In enganliegenden schwarzen Outfits gehen zwei Darsteller für eine Kampfszene in Stellung. Die Kameras rund um die riesige Bühne in Playa Vista beginnen zu laufen.

Einer dreht sich langsam um, während Pantomimen gedreht werden, und beugt sich vorsichtig und absichtlich nach hinten, mit seinen Krallen in die Luft greifend, bevor ihm ein Stuntkoordinator hilft, ihn zu einer schwarzen Matratze zu befördern.

Diese Bewegung wird auf einem nahegelegenen Computer in Punkte und Linien übersetzt und von den runden, weißen Sensoren übertragen, die in die bunten mandelförmigen Flecken der Anzüge eingebettet sind.
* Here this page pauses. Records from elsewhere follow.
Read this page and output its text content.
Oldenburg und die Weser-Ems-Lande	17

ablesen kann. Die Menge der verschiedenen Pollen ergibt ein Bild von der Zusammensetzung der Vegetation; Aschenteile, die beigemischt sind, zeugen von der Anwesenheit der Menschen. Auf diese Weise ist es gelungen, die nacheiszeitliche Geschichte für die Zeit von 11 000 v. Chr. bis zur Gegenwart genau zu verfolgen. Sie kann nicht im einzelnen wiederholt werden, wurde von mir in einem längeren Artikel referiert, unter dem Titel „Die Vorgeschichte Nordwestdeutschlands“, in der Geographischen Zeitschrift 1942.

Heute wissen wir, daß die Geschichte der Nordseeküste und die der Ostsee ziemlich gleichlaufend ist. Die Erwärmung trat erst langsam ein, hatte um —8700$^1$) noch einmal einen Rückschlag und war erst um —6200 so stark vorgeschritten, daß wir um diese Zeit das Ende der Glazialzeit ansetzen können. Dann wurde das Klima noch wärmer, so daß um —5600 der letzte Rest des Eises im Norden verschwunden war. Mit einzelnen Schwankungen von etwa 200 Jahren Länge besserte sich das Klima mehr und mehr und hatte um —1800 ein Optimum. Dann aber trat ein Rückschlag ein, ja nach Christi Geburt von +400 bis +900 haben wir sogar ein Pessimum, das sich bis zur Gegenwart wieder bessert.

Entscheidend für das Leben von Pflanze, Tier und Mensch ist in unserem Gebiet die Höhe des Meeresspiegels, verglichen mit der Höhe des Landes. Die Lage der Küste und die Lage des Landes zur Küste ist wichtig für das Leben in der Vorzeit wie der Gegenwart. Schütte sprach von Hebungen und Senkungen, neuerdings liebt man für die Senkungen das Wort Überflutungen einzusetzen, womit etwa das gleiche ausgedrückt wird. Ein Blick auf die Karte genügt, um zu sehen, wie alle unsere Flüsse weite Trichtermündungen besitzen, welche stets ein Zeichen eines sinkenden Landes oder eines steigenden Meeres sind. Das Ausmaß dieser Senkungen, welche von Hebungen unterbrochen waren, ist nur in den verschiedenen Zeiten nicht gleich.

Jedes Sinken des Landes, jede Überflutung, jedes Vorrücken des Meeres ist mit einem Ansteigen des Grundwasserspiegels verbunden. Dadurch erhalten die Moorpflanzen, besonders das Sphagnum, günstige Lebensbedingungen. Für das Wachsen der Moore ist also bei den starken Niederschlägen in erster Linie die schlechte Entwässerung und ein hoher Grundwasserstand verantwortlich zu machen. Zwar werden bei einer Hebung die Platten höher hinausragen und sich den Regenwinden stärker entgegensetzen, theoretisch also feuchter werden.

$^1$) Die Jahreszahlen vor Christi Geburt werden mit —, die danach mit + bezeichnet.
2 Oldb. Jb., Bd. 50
Später werden diese im neuen Spiel „Call of Duty: Black Ops 7“, das am Freitag erscheint, zu Charakteren und Szenen ausgestaltet.

Das alles ist Teil der Blockbuster-Produktionsbemühungen, die zur Entstehung eines der beliebtesten Videospiel-Franchises aller Zeiten beitragen. „Call of Duty“ vom Santa Monica-Verlag Activision ist seit 16 Jahren in Folge die meistverkaufte Videospielserie in den USA und wurde seit der Veröffentlichung des ersten Teils im Jahr 2003 weltweit mehr als 500 Millionen Mal verkauft.
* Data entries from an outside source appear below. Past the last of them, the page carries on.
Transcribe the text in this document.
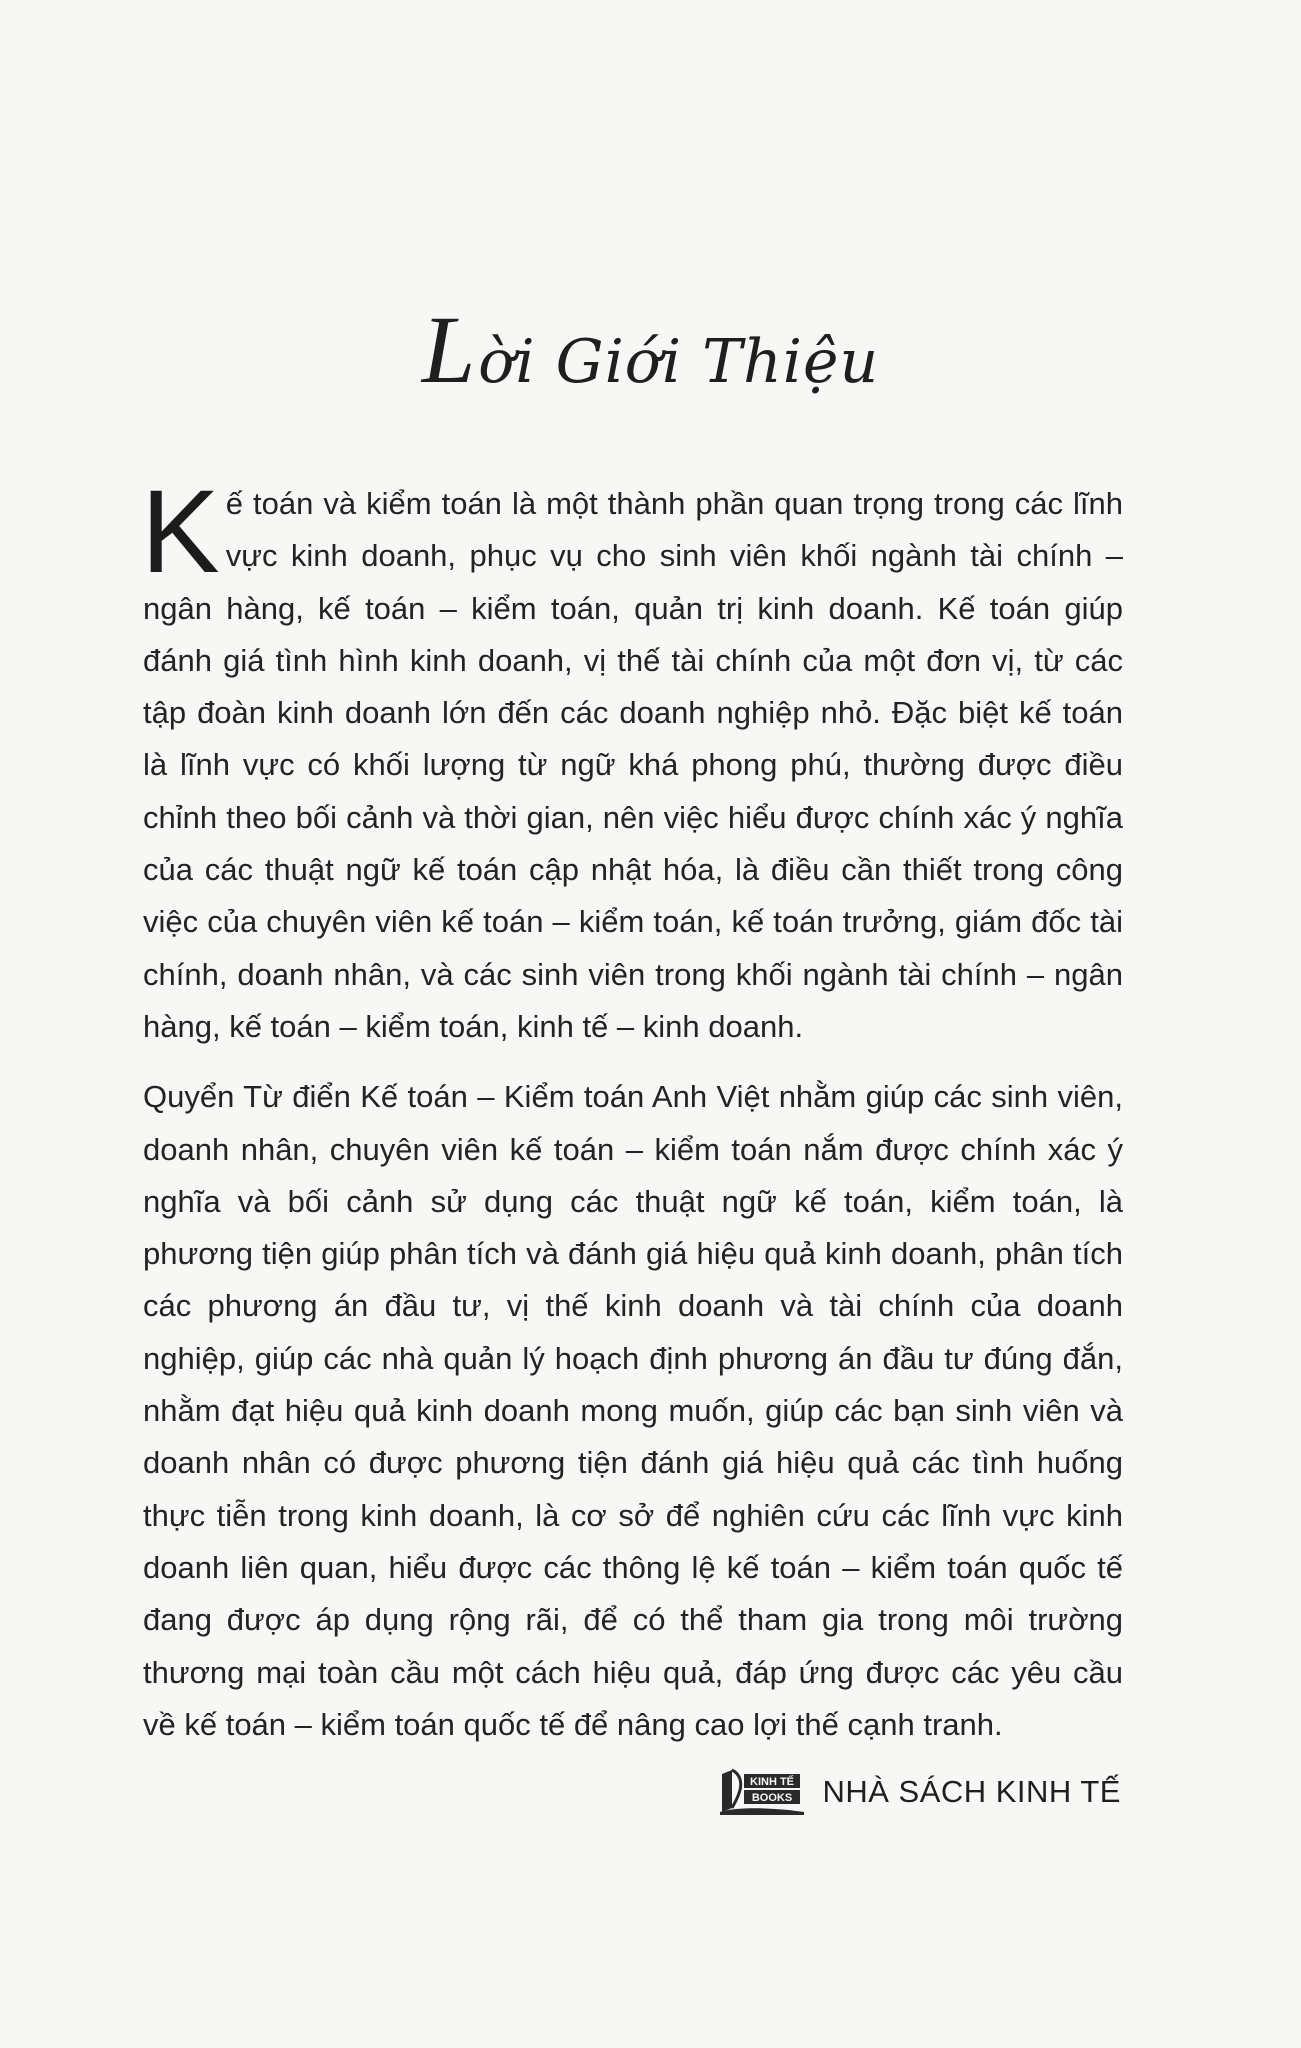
Lời Giới Thiệu

Kế toán và kiểm toán là một thành phần quan trọng trong các lĩnh vực kinh doanh, phục vụ cho sinh viên khối ngành tài chính – ngân hàng, kế toán – kiểm toán, quản trị kinh doanh. Kế toán giúp đánh giá tình hình kinh doanh, vị thế tài chính của một đơn vị, từ các tập đoàn kinh doanh lớn đến các doanh nghiệp nhỏ. Đặc biệt kế toán là lĩnh vực có khối lượng từ ngữ khá phong phú, thường được điều chỉnh theo bối cảnh và thời gian, nên việc hiểu được chính xác ý nghĩa của các thuật ngữ kế toán cập nhật hóa, là điều cần thiết trong công việc của chuyên viên kế toán – kiểm toán, kế toán trưởng, giám đốc tài chính, doanh nhân, và các sinh viên trong khối ngành tài chính – ngân hàng, kế toán – kiểm toán, kinh tế – kinh doanh.

Quyển Từ điển Kế toán – Kiểm toán Anh Việt nhằm giúp các sinh viên, doanh nhân, chuyên viên kế toán – kiểm toán nắm được chính xác ý nghĩa và bối cảnh sử dụng các thuật ngữ kế toán, kiểm toán, là phương tiện giúp phân tích và đánh giá hiệu quả kinh doanh, phân tích các phương án đầu tư, vị thế kinh doanh và tài chính của doanh nghiệp, giúp các nhà quản lý hoạch định phương án đầu tư đúng đắn, nhằm đạt hiệu quả kinh doanh mong muốn, giúp các bạn sinh viên và doanh nhân có được phương tiện đánh giá hiệu quả các tình huống thực tiễn trong kinh doanh, là cơ sở để nghiên cứu các lĩnh vực kinh doanh liên quan, hiểu được các thông lệ kế toán – kiểm toán quốc tế đang được áp dụng rộng rãi, để có thể tham gia trong môi trường thương mại toàn cầu một cách hiệu quả, đáp ứng được các yêu cầu về kế toán – kiểm toán quốc tế để nâng cao lợi thế cạnh tranh.

KINH TẾ
BOOKS NHÀ SÁCH KINH TẾ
Und als eines der wenigen Franchise-Unternehmen mit einem jährlichen Veröffentlichungsplan erfordert das Einhalten dieser Frist eine ganze Armee. Etwa 3.000 Menschen haben im Laufe von vier Jahren an „Black Ops 7“ gearbeitet.

Die Führungskräfte von Activision lehnten es ab, über das Budget des Spiels zu sprechen, nannten es jedoch eine „bedeutende Investition“. Top-Videospiel-Franchises können Produktionskosten von 250 Millionen US-Dollar oder mehr haben – mehr als die meisten Hollywood-Filme mit großem Budget.

„Es ist so, als müssten wir jedes Jahr ein neues ‚Star Wars‘ herausbringen.“ „Jedes Jahr müssen wir einen neuen ‚Avatar‘ auf den Markt bringen“, sagte Tyler Bahl, Chief Marketing Officer bei Activision. „Wir müssen also darüber nachdenken, wie wir das auf unerwartete Weise tun können?“

„Letztendlich wollen wir unsere Spiele wie einen absoluten Blockbuster behandeln“, sagte Matt Cox, General Manager von „Call of Duty“ bei Activision, der seit mehr als 10 Jahren an der Franchise arbeitet. „Die Investition ist für sie da.“

Activisions Spieleproduktionsstudio Treyarch ist der Ort, an dem das Videospiel Call of Duty produziert wird.

(Robert Gauthier / Los Angeles Times)

Laut Analysten ist das Franchise zu einem Schlüsselfaktor für den Erfolg von Activision geworden.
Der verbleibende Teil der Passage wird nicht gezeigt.